Layered mocha cheesecake. The cheesecake bottom is a thick Oreo crust. Simply combine Oreo crumbs with a little melted butter, and press into the base of a springform pan. The second layer is a deliciously creamy chocolate cheesecake.
Works beautifully as a holiday appetizer or dessert! There are many variations of cheesecake recipes in the world; however, the most important ingredient is cheese, cream cheese, and ricotta cheese. Italians use ricotta cheese in the preparation while Americans use cream cheese or sour cheese as the main ingredient. You can cook Layered mocha cheesecake using 17 ingredients and 6 steps. Here is how you cook that.
Ingredients of Layered mocha cheesecake
- Prepare 1 1/2 cup of oreo or graham cookie crumbs. (i used double).
- You need of crust.
- Prepare 2 tbsp of plus 1 1/2 teaspoons instant coffee granules.
- Prepare 1/4 cup of butter (melted) *i doubled it for thicker crust*.
- It’s of filling.
- You need 1 tbsp of hot water.
- You need 1/4 tsp of ground cinnamon.
- You need 1 1/2 cup of sugar.
- Prepare 4 packages (8 ounce) of each) cream cheese softened.
- It’s 2 tsp of vanilla extract.
- Prepare 1/4 cup of all-purpose flour.
- You need 2 cup (12 ounces) of semi-sweet chocolate chips, melted and cooled.
- It’s 4 of eggs, lightly beaten.
- Prepare of glaze.
- You need 1/2 cup of semi-sweet chocolate chips.
- You need 3 tbsp of butter.
- It’s 1 bunch of chocolate covered coffee beans *optional* i didnt use th.
Please practice hand-washing and social distancing, and check out our resources for adapting to these times. Stir coffee mixture into the remaining batter; spoon over chocolate layer. As a matter of fact, my water bath ran dry on the Layered Mocha Cheesecake I'm presenting you with today, so it sunk a bit in the middle and the edges got a little hard before the center was done. Let that be a lesson to you all; if you want a pretty final result, don't skip the water bath and be sure to keep an eye on it as it bakes so.
Layered mocha cheesecake step by step
- Place greased 9-in. springform pan on a double thickness of heavy-duty foil (about 18 in. square). Securely wrap foil around pan..

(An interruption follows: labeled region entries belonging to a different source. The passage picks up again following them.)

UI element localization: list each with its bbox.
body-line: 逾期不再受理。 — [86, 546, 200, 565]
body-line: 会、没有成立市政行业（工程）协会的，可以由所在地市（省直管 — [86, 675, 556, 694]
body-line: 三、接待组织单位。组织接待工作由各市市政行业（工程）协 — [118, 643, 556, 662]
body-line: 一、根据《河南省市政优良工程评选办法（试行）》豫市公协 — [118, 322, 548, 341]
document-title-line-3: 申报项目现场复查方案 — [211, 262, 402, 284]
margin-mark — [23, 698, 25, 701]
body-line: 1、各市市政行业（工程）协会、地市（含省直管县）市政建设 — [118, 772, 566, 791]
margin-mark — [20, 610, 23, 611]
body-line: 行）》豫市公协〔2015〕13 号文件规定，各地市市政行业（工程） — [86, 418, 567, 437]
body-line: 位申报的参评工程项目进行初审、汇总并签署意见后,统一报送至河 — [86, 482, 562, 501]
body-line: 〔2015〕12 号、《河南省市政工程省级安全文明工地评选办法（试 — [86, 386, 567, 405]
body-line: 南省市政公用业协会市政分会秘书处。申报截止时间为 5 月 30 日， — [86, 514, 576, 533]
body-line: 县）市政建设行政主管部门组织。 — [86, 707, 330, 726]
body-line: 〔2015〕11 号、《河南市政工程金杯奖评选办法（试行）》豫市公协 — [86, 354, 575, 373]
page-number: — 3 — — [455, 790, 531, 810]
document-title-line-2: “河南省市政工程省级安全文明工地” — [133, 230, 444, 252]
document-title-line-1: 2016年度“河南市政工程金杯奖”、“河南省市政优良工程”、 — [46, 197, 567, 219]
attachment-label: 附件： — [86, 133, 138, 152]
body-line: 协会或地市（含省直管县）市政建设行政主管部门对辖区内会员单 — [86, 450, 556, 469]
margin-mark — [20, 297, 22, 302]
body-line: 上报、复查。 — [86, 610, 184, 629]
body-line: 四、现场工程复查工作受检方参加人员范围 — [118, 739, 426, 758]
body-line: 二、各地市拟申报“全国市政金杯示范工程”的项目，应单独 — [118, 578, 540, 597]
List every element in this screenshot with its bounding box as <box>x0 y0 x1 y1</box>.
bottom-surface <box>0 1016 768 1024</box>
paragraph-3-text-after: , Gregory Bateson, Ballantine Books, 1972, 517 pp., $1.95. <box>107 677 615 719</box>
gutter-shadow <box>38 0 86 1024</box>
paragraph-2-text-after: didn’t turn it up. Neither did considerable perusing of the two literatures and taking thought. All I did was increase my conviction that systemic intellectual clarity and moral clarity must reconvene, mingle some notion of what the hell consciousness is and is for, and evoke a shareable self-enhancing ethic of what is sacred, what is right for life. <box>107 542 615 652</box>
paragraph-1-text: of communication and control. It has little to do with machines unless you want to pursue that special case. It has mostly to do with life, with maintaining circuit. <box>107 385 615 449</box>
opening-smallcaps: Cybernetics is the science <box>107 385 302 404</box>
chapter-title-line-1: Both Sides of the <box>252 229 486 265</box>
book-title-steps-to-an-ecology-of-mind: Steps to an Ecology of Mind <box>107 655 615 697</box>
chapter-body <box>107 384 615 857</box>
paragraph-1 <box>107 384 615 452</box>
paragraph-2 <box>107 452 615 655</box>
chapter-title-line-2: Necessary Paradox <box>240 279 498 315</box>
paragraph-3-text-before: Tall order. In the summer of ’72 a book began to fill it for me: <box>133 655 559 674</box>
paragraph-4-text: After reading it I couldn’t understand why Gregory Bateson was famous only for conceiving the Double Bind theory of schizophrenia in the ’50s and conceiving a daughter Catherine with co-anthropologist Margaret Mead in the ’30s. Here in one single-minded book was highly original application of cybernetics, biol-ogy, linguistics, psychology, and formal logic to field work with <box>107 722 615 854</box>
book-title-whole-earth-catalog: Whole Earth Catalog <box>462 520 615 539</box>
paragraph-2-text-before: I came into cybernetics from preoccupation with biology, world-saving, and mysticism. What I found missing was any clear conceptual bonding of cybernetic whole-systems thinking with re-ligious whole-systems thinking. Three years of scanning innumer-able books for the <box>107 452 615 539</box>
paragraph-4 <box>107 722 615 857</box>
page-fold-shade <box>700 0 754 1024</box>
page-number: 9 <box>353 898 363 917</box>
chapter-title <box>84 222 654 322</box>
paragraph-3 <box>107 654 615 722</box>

- In a small bowl, mix cookie crumbs and butter; press onto the bottom of prepared pan. In another bowl, mix the coffee granules, hot water and cinnamon; set aside..
- In a large bowl, beat the cream cheese, sugar, flour and vanilla until smooth. Add eggs; beat on low speed just until combined..
- Divide batter in half. Stir melted chocolate into one portion; pour over crust. Stir coffee mixture into the remaining batter; spoon over chocolate layer. Place springform pan in a large baking pan; add 1 in. of hot water to larger pan..
- Bake at 325° for 60-65 minutes or until center is just set and top appears dull. Remove springform pan from water bath; remove foil. Cool cheesecake on a wire rack for 10 minutes; loosen sides from pan with a knife. Cool 1 hour longer. Refrigerate overnight..
- Remove rim from pan. For glaze, in a microwave, melt chocolate chips and butter; stir until smooth. Spread over cheesecake. Top with coffee beans if desired..
Add sugar to the cream cheese and mix well. Put yogurt and Heavy cream and mix well. Crust: Stir together graham crumbs, sugar, and butter. Filling: Combine cream cheese and sugar until smooth. Three epic layers combine to create a dreamy dessert: a chocolate almond crust layer that is crunchy and salty, creamy coffee cheesecake layer with a hint of vanilla and, to tie it all together, a gorgeous mocha swirl, bringing a bitter hint of dark chocolate that envelops this beauty in style and flavour.